Streptococcus agalactiae (GBS) causes severe tilapia streptococcosis with heavy aquaculture losses; existing vaccines have administration or efficacy limitations. This study used CRISPR-Cas9 to construct recombinant Escherichia coli DH5α-ORF4-GFP (targeting GBS scpB gene ORF4 fragment), optimized tilapia immersion immunization doses/frequencies, and evaluated the vaccine’s protective efficacy, biosafety and regulatory effects via multi-dimensional assays.

Results

The optimal regimen was single immersion at 1.5 × 104 CFU/mL, with a maximum RPS of 73.13% and stable 65.79% in validation.
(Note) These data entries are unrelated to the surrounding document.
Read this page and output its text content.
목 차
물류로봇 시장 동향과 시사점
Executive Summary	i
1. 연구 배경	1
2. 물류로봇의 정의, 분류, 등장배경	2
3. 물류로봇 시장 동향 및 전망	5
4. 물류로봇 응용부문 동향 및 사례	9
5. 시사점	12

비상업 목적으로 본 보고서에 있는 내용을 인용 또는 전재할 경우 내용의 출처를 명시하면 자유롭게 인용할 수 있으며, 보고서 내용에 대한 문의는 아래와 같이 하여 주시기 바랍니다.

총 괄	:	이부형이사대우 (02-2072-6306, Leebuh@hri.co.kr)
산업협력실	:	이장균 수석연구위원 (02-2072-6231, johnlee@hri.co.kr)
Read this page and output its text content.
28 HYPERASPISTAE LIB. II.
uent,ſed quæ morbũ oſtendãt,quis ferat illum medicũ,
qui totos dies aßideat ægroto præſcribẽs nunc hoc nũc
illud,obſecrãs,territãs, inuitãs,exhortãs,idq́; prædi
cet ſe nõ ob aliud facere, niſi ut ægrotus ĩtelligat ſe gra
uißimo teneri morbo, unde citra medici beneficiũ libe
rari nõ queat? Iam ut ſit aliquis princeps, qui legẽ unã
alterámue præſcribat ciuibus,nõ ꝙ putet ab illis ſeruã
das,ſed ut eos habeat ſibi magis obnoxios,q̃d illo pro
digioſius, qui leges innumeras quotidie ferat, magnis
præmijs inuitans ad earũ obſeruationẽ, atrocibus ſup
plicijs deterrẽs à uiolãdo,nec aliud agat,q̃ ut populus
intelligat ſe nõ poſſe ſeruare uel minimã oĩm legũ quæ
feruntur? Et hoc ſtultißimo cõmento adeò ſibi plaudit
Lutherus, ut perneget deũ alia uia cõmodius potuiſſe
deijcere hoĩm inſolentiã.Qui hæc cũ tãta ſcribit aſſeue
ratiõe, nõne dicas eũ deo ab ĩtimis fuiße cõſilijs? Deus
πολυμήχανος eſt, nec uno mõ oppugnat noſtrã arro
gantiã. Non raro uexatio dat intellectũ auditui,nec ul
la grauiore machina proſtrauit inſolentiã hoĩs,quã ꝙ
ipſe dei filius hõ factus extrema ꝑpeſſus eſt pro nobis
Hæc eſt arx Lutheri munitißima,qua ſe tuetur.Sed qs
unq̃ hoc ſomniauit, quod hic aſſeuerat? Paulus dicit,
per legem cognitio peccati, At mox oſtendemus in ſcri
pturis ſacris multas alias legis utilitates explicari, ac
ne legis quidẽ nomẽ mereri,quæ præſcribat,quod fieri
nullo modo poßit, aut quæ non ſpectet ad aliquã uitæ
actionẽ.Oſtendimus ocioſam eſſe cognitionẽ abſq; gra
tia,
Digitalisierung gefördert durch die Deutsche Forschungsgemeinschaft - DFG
Immunized tilapia showed elevated immune indices (161.40% higher platelets) and numerical increases in globulin, normal liver/kidney function, and improved oxidative stress resistance with no tissue damage. The vaccine did not alter intestinal microbial richness but modulated community structure, enriching beneficial taxa such as Alphaproteobacteria, suggesting a potential interaction between vaccination and gut microbiota that may contribute to enhanced host defense.

Conclusions

In conclusion, this study successfully developed an effective and safe genetically engineered vaccine against GBS in tilapia. The precise CRISPR-Cas9-mediated construction strategy and confirmed immune protective effect provide a novel technical approach for controlling this disease in aquaculture and offer important references for the development of related genetically engineered vaccines.